The IQ times are much more equally distributed. There is only one outlier, and BOSH seems as efficient as WebSockets. There seem to be two patterns : One with times below 1s and another one with times between 1 and 3 seconds. The average IQ time is 968ms. This means that 968-60= 908ms is spent on the mobile network on average to process an IQ.
Since the login needs 11 RTT, the 3 seconds login time average means that the average RTT time of the login process is 3000/11 = 272ms. On the other side since the IQ needs only 1 RTT, the average RTT time of an IQ is 908ms. So the measures tell that the RTT time for an IQ is three times more than the one of login ! More investigations are needed to fully explain this, but :
- It is highly probable that latency is not constant on mobile networks, especially on 3G ones : The iq/network matrix shows that values are much less distributed on the 4G network than on hsdpa.
- The TCP congestion control algorithm may benefit to login and hurt IQ.

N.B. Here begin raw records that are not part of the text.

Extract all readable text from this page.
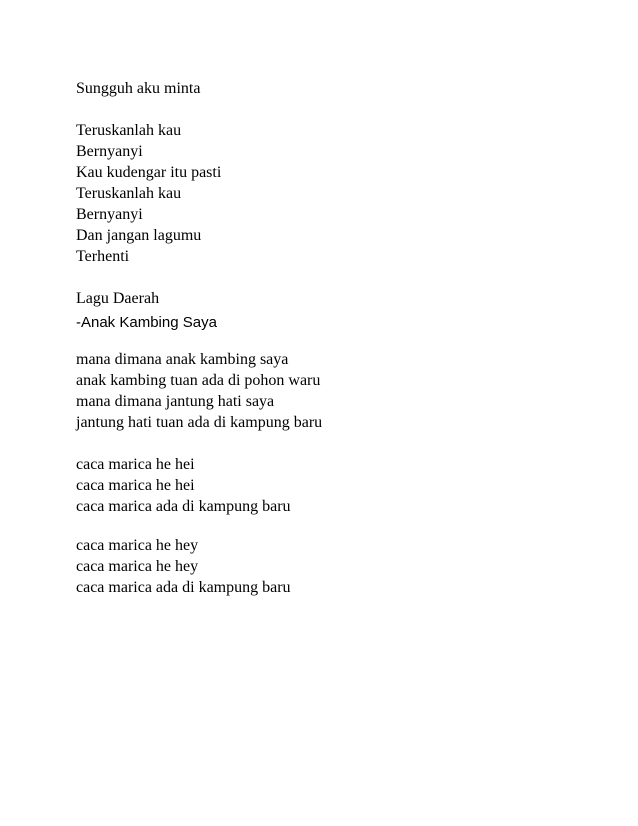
Sungguh aku minta

Teruskanlah kau

Bernyanyi

Kau kudengar itu pasti

Teruskanlah kau

Bernyanyi

Dan jangan lagumu

Terhenti

Lagu Daerah

-Anak Kambing Saya

mana dimana anak kambing saya

anak kambing tuan ada di pohon waru

mana dimana jantung hati saya

jantung hati tuan ada di kampung baru

caca marica he hei

caca marica he hei

caca marica ada di kampung baru

caca marica he hey

caca marica he hey

caca marica ada di kampung baru
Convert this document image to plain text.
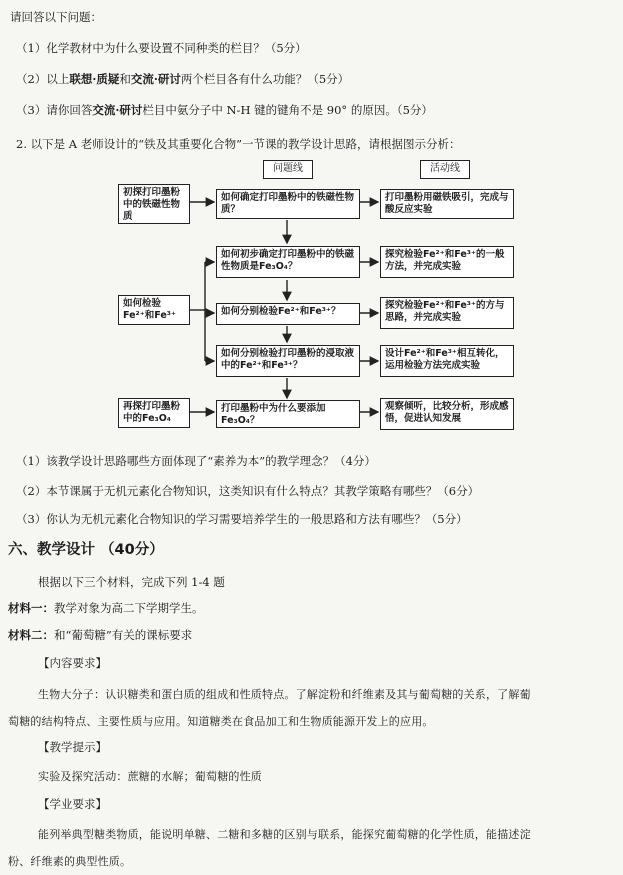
请回答以下问题：
（1）化学教材中为什么要设置不同种类的栏目？（5分）
（2）以上联想·质疑和交流·研讨两个栏目各有什么功能？（5分）
（3）请你回答交流·研讨栏目中氨分子中 N-H 键的键角不是 90° 的原因。（5分）
2. 以下是 A 老师设计的“铁及其重要化合物”一节课的教学设计思路，请根据图示分析：
问题线	活动线
初探打印墨粉中的铁磁性物质
如何检验 Fe²⁺和Fe³⁺
再探打印墨粉中的Fe₃O₄
如何确定打印墨粉中的铁磁性物质？
如何初步确定打印墨粉中的铁磁性物质是Fe₃O₄？
如何分别检验Fe²⁺和Fe³⁺？
如何分别检验打印墨粉的浸取液中的Fe²⁺和Fe³⁺？
打印墨粉中为什么要添加Fe₃O₄？
打印墨粉用磁铁吸引，完成与酸反应实验
探究检验Fe²⁺和Fe³⁺的一般方法，并完成实验
探究检验Fe²⁺和Fe³⁺的方与思路，并完成实验
设计Fe²⁺和Fe³⁺相互转化，运用检验方法完成实验
观察倾听，比较分析，形成感悟，促进认知发展
（1）该教学设计思路哪些方面体现了“素养为本”的教学理念？（4分）
（2）本节课属于无机元素化合物知识，这类知识有什么特点？其教学策略有哪些？（6分）
（3）你认为无机元素化合物知识的学习需要培养学生的一般思路和方法有哪些？（5分）
六、教学设计 （40分）
根据以下三个材料，完成下列 1-4 题
材料一：教学对象为高二下学期学生。
材料二：和“葡萄糖”有关的课标要求
【内容要求】
生物大分子：认识糖类和蛋白质的组成和性质特点。了解淀粉和纤维素及其与葡萄糖的关系，了解葡
萄糖的结构特点、主要性质与应用。知道糖类在食品加工和生物质能源开发上的应用。
【教学提示】
实验及探究活动：蔗糖的水解；葡萄糖的性质
【学业要求】
能列举典型糖类物质，能说明单糖、二糖和多糖的区别与联系，能探究葡萄糖的化学性质，能描述淀
粉、纤维素的典型性质。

Now that a first set of measures are available, investigations and experiments can be done to improve the situation. The most important point is to remove the outliers since they completely break the user experience. Avoiding BOSH should help a lot. Then I will try a native XMPP client : This will remove the WebSocket RTT, and the socket and sending behavior can be more easily tweaked. Also some tests should be done with the mobile network of other telcos to see if there are some differences.